The play shows us informatively the events that took place: Connor's turbulent teenage years, his growing up, and his journey through Slade House, where he died. Through countless battles for justice, a report eventually concluded that his death was preventable. 

 

Janie Dee plays Sara and excellently portrays the devoted, humorous, and exhausted mother of Connor. We travel with her on the justice journey for Connor, and every second of the play she is in our eye-sight, drawing us in so that we feel every emotion she feels all tangled together in this heartfelt memoir. Having Laughing Boy played in such an intimate space, a theatre that holds 70 people, is all the more powerful.

 

Connor, played by Alfie Friedman, is also on the stage the entire time apart from towards the end. This allows us to understand and see how Connor behaved and his connections with his family as we travel through the time before and after his death. Connor's little comments and swearing add to the laughter and tragedy of the events. His 1-on-1 conversations with Dee are at the pinnacle of the play, showing Sara and Connor's loving mother-and-son relationship; Connor repeats ‘why mum' throughout the play, framing this question for his justice. Why did this happen to Connor? Why is he dead? Why is nothing being done?

 

The siblings in Laughing Boy, played by Charlie Ives (will), Lee Braithwaite (Owen), Molly Osborne (Rosie), and Daniel Rainford (Tom) effortlessly play many other characters too such as doctors, friends, solicitors, and nurses. Above all, they all brilliantly portray the loving bubbly brothers and sisters of Connor.  

 

The set and staging, designed by Simon Higlett (designer) and Matt Powell (video designer) are simplistic with just a few wooden chairs and a projector screen behind for videos of Connor, blurry street scenes, texts, and documents and reports, to aid our understanding of the events that took place.

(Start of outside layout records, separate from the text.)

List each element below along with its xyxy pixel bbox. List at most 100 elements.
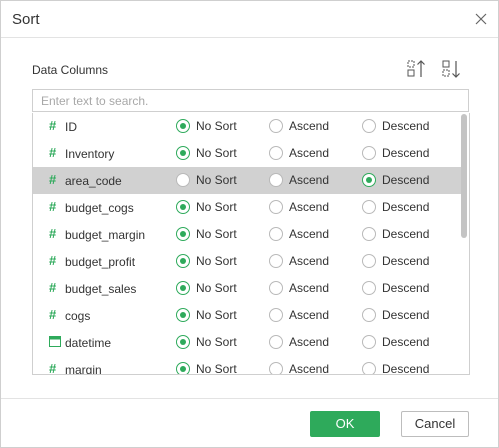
column-name: budget_sales [65, 282, 137, 296]
sort-ascending-icon[interactable] [406, 58, 428, 80]
sort-dialog: Sort Data Columns # ID No Sort Ascend Descen… [0, 0, 499, 448]
numeric-icon: # [49, 361, 57, 375]
data-columns-list: # ID No Sort Ascend Descend # Inventory No Sort… [32, 113, 470, 375]
radio-button[interactable] [176, 308, 190, 322]
column-name: budget_margin [65, 228, 146, 242]
column-name: cogs [65, 309, 91, 323]
radio-button[interactable] [362, 308, 376, 322]
radio-button[interactable] [176, 335, 190, 349]
sort-option-label: Ascend [289, 254, 330, 268]
sort-option-label: Descend [382, 308, 430, 322]
column-row[interactable]: datetime No Sort Ascend Descend [33, 329, 462, 356]
radio-button[interactable] [176, 227, 190, 241]
radio-button[interactable] [176, 173, 190, 187]
sort-option-label: Descend [382, 335, 430, 349]
radio-button[interactable] [176, 146, 190, 160]
column-row[interactable]: # ID No Sort Ascend Descend [33, 113, 462, 140]
column-name: margin [65, 363, 102, 375]
scrollbar-thumb[interactable] [461, 114, 467, 238]
cancel-button[interactable]: Cancel [401, 411, 469, 437]
column-row[interactable]: # budget_profit No Sort Ascend Descend [33, 248, 462, 275]
sort-option-label: No Sort [196, 200, 237, 214]
radio-button[interactable] [362, 227, 376, 241]
radio-button[interactable] [362, 335, 376, 349]
search-input[interactable] [32, 89, 469, 112]
column-row[interactable]: # budget_sales No Sort Ascend Descend [33, 275, 462, 302]
column-row[interactable]: # Inventory No Sort Ascend Descend [33, 140, 462, 167]
column-row[interactable]: # budget_cogs No Sort Ascend Descend [33, 194, 462, 221]
sort-option-label: Ascend [289, 227, 330, 241]
dialog-header: Sort [1, 1, 498, 38]
radio-button[interactable] [269, 362, 283, 374]
radio-button[interactable] [269, 119, 283, 133]
column-row[interactable]: # area_code No Sort Ascend Descend [33, 167, 462, 194]
radio-button[interactable] [176, 254, 190, 268]
radio-button[interactable] [269, 308, 283, 322]
sort-option-label: No Sort [196, 362, 237, 375]
radio-button[interactable] [362, 119, 376, 133]
radio-button[interactable] [176, 362, 190, 374]
radio-button[interactable] [176, 281, 190, 295]
sort-option-label: No Sort [196, 335, 237, 349]
sort-option-label: No Sort [196, 254, 237, 268]
numeric-icon: # [49, 226, 57, 241]
sort-option-label: Ascend [289, 281, 330, 295]
radio-button[interactable] [269, 200, 283, 214]
sort-option-label: Ascend [289, 200, 330, 214]
column-name: datetime [65, 336, 112, 350]
ok-button[interactable]: OK [310, 411, 380, 437]
sort-option-label: Descend [382, 173, 430, 187]
sort-option-label: No Sort [196, 119, 237, 133]
radio-button[interactable] [269, 335, 283, 349]
column-name: budget_profit [65, 255, 136, 269]
column-name: Inventory [65, 147, 115, 161]
sort-option-label: No Sort [196, 281, 237, 295]
list-scrollbar[interactable] [461, 114, 468, 374]
radio-button[interactable] [176, 200, 190, 214]
radio-button[interactable] [269, 227, 283, 241]
radio-button[interactable] [269, 254, 283, 268]
sort-option-label: Ascend [289, 173, 330, 187]
radio-button[interactable] [362, 281, 376, 295]
column-name: area_code [65, 174, 122, 188]
sort-option-label: Ascend [289, 308, 330, 322]
calendar-icon [49, 335, 61, 349]
column-row[interactable]: # budget_margin No Sort Ascend Descend [33, 221, 462, 248]
sort-option-label: Descend [382, 254, 430, 268]
radio-button[interactable] [362, 173, 376, 187]
radio-button[interactable] [269, 173, 283, 187]
sort-option-label: Ascend [289, 335, 330, 349]
numeric-icon: # [49, 199, 57, 214]
sort-option-label: No Sort [196, 173, 237, 187]
sort-option-label: Ascend [289, 146, 330, 160]
radio-button[interactable] [176, 119, 190, 133]
numeric-icon: # [49, 145, 57, 160]
numeric-icon: # [49, 307, 57, 322]
sort-option-label: Descend [382, 227, 430, 241]
column-name: budget_cogs [65, 201, 134, 215]
sort-option-label: Descend [382, 119, 430, 133]
radio-button[interactable] [362, 200, 376, 214]
sort-option-label: Descend [382, 362, 430, 375]
dialog-title: Sort [12, 11, 40, 28]
sort-descending-icon[interactable] [441, 58, 463, 80]
sort-option-label: Descend [382, 146, 430, 160]
radio-button[interactable] [362, 254, 376, 268]
column-row[interactable]: # margin No Sort Ascend Descend [33, 356, 462, 375]
radio-button[interactable] [362, 146, 376, 160]
sort-option-label: No Sort [196, 308, 237, 322]
numeric-icon: # [49, 280, 57, 295]
column-name: ID [65, 120, 77, 134]
sort-option-label: Ascend [289, 362, 330, 375]
numeric-icon: # [49, 172, 57, 187]
radio-button[interactable] [269, 281, 283, 295]
sort-option-label: No Sort [196, 227, 237, 241]
sort-option-label: Descend [382, 200, 430, 214]
close-icon[interactable] [473, 11, 489, 27]
numeric-icon: # [49, 118, 57, 133]
numeric-icon: # [49, 253, 57, 268]
radio-button[interactable] [362, 362, 376, 374]
radio-button[interactable] [269, 146, 283, 160]
sort-option-label: Ascend [289, 119, 330, 133]
column-row[interactable]: # cogs No Sort Ascend Descend [33, 302, 462, 329]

As well as this, the screen also adds to the emotions of the actors and audience by showing the real Connor and other people with learning disabilities who died at the hands of the NHS. 

 

The actors also transition into scenes with the clever use of darkness and music; they constantly change positions on stage with the unchronological order of events. But Stephen Urwin has adapted this play in line with Sara's Justice for Laughing Boy so that the events shown are told how they should and in a way that allows us to see before and after Connor's death in an emotional entanglement.

 

While Laughing Boy will leave you angry and upset at the treatment of Connor and many others, and most certainly with tears in your eyes, you will also find yourself crying with laughter and smiling at the loveable humorous character Connor was. I nudge everyone to go see this play before the end of May. However, if you are unable to, you can find a quilt, each square made by people who were touched by the campaign, in St James' Church, just down the road from Jermyn Street Theatre. 

 

Laughing Boy is at Jermyn Street Theatre until 31st May, before playing at Theatre Royal Bath from 4-8th June.